The first conviction that there is death in the house is perhaps the
most awful moment of youth. When we are young, we think that not only
ourselves, but that all about us, are immortal. Until the arrow has
struck a victim round our own hearth, death is merely an unmeaning
word; until then, its casual mention has stamped no idea upon our
brain. There are few, even among those least susceptible of thought
and emotion, in whose hearts and minds the first death in the family
does not act as a powerful revelation of the mysteries of life, and of
their own being; there are few who, after such a catastrophe, do not
look upon the world and the world's ways, at least for a time, with
changed and tempered feelings. It recalls the past; it makes us ponder
over the future; and youth, gay and light-hearted youth, is taught,
for the first time, to regret and to fear.

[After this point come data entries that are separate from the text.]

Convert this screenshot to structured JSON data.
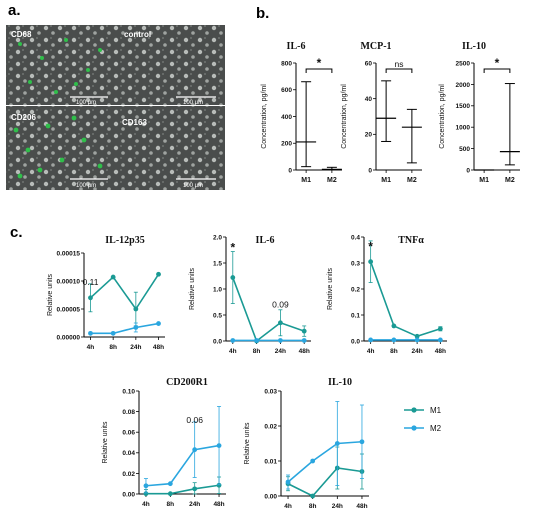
{
  "panel_letters": {
    "a": "a.",
    "b": "b.",
    "c": "c."
  },
  "micrographs": [
    {
      "label": "CD68",
      "scale": "100 μm",
      "green": true
    },
    {
      "label": "control",
      "scale": "100 μm",
      "green": false
    },
    {
      "label": "CD206",
      "scale": "100 μm",
      "green": true
    },
    {
      "label": "CD163",
      "scale": "100 μm",
      "green": false
    }
  ],
  "colors": {
    "M1": "#1a9a94",
    "M2": "#2aa6df",
    "axis": "#000000",
    "image_bg": "#4a4d4c"
  },
  "legend": {
    "m1": "M1",
    "m2": "M2"
  },
  "chart_data": [
    {
      "id": "b-il6",
      "type": "line",
      "title": "IL-6",
      "ylabel": "Concentration, pg/ml",
      "categories": [
        "M1",
        "M2"
      ],
      "ylim": [
        0,
        800
      ],
      "yticks": [
        "0",
        "200",
        "400",
        "600",
        "800"
      ],
      "median": [
        210,
        5
      ],
      "low": [
        25,
        0
      ],
      "high": [
        660,
        20
      ],
      "significance": "*"
    },
    {
      "id": "b-mcp1",
      "type": "line",
      "title": "MCP-1",
      "ylabel": "Concentration, pg/ml",
      "categories": [
        "M1",
        "M2"
      ],
      "ylim": [
        0,
        60
      ],
      "yticks": [
        "0",
        "20",
        "40",
        "60"
      ],
      "median": [
        29,
        24
      ],
      "low": [
        16,
        4
      ],
      "high": [
        50,
        34
      ],
      "significance": "ns"
    },
    {
      "id": "b-il10",
      "type": "line",
      "title": "IL-10",
      "ylabel": "Concentration, pg/ml",
      "categories": [
        "M1",
        "M2"
      ],
      "ylim": [
        0,
        2500
      ],
      "yticks": [
        "0",
        "500",
        "1000",
        "1500",
        "2000",
        "2500"
      ],
      "median": [
        0,
        430
      ],
      "low": [
        0,
        120
      ],
      "high": [
        0,
        2020
      ],
      "significance": "*"
    },
    {
      "id": "c-il12p35",
      "type": "line",
      "title": "IL-12p35",
      "ylabel": "Relative units",
      "categories": [
        "4h",
        "8h",
        "24h",
        "48h"
      ],
      "ylim": [
        0,
        0.00015
      ],
      "yticks": [
        "0.00000",
        "0.00005",
        "0.00010",
        "0.00015"
      ],
      "series": [
        {
          "name": "M1",
          "values": [
            7e-05,
            0.000107,
            5e-05,
            0.000112
          ],
          "err": [
            2.5e-05,
            0,
            3e-05,
            0
          ]
        },
        {
          "name": "M2",
          "values": [
            6.5e-06,
            6.5e-06,
            1.7e-05,
            2.4e-05
          ],
          "err": [
            0,
            0,
            8e-06,
            0
          ]
        }
      ],
      "annotations": [
        {
          "text": "0.11",
          "x": 0,
          "y": 9.8e-05
        }
      ]
    },
    {
      "id": "c-il6",
      "type": "line",
      "title": "IL-6",
      "ylabel": "Relative units",
      "categories": [
        "4h",
        "8h",
        "24h",
        "48h"
      ],
      "ylim": [
        0,
        2.0
      ],
      "yticks": [
        "0.0",
        "0.5",
        "1.0",
        "1.5",
        "2.0"
      ],
      "series": [
        {
          "name": "M1",
          "values": [
            1.22,
            0.0,
            0.35,
            0.19
          ],
          "err": [
            0.5,
            0,
            0.25,
            0.1
          ]
        },
        {
          "name": "M2",
          "values": [
            0.01,
            0.01,
            0.01,
            0.01
          ],
          "err": [
            0,
            0,
            0,
            0
          ]
        }
      ],
      "annotations": [
        {
          "text": "*",
          "x": 0,
          "y": 1.78
        },
        {
          "text": "0.09",
          "x": 2,
          "y": 0.7
        }
      ]
    },
    {
      "id": "c-tnfa",
      "type": "line",
      "title": "TNFα",
      "ylabel": "Relative units",
      "categories": [
        "4h",
        "8h",
        "24h",
        "48h"
      ],
      "ylim": [
        0,
        0.4
      ],
      "yticks": [
        "0.0",
        "0.1",
        "0.2",
        "0.3",
        "0.4"
      ],
      "series": [
        {
          "name": "M1",
          "values": [
            0.305,
            0.058,
            0.018,
            0.047
          ],
          "err": [
            0.08,
            0,
            0,
            0.008
          ]
        },
        {
          "name": "M2",
          "values": [
            0.004,
            0.004,
            0.004,
            0.004
          ],
          "err": [
            0,
            0,
            0,
            0
          ]
        }
      ],
      "annotations": [
        {
          "text": "*",
          "x": 0,
          "y": 0.36
        }
      ]
    },
    {
      "id": "c-cd200r1",
      "type": "line",
      "title": "CD200R1",
      "ylabel": "Relative units",
      "categories": [
        "4h",
        "8h",
        "24h",
        "48h"
      ],
      "ylim": [
        0,
        0.1
      ],
      "yticks": [
        "0.00",
        "0.02",
        "0.04",
        "0.06",
        "0.08",
        "0.10"
      ],
      "series": [
        {
          "name": "M1",
          "values": [
            0.0003,
            0.0003,
            0.005,
            0.0085
          ],
          "err": [
            0.004,
            0,
            0.006,
            0.008
          ]
        },
        {
          "name": "M2",
          "values": [
            0.008,
            0.01,
            0.043,
            0.047
          ],
          "err": [
            0.007,
            0,
            0.027,
            0.038
          ]
        }
      ],
      "annotations": [
        {
          "text": "0.06",
          "x": 2,
          "y": 0.072
        }
      ]
    },
    {
      "id": "c-il10",
      "type": "line",
      "title": "IL-10",
      "ylabel": "Relative units",
      "categories": [
        "4h",
        "8h",
        "24h",
        "48h"
      ],
      "ylim": [
        0,
        0.03
      ],
      "yticks": [
        "0.00",
        "0.01",
        "0.02",
        "0.03"
      ],
      "series": [
        {
          "name": "M1",
          "values": [
            0.0035,
            0.0,
            0.008,
            0.007
          ],
          "err": [
            0.002,
            0,
            0.006,
            0.005
          ]
        },
        {
          "name": "M2",
          "values": [
            0.004,
            0.01,
            0.015,
            0.0155
          ],
          "err": [
            0.002,
            0,
            0.012,
            0.0105
          ]
        }
      ],
      "annotations": []
    }
  ]
}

On Cadurcis, a child of pensive temperament, and in whose strange
and yet undeveloped character there was, amid lighter elements, a
constitutional principle of melancholy, the sudden decease of his
mother produced a profound effect. All was forgotten of his parent,
except the intimate and natural tie, and her warm and genuine
affection. He was now alone in the world; for reflection impressed
upon him at this moment what the course of existence too generally
teaches to us all, that mournful truth, that, after all, we have no
friends that we can depend upon in this life but our parents.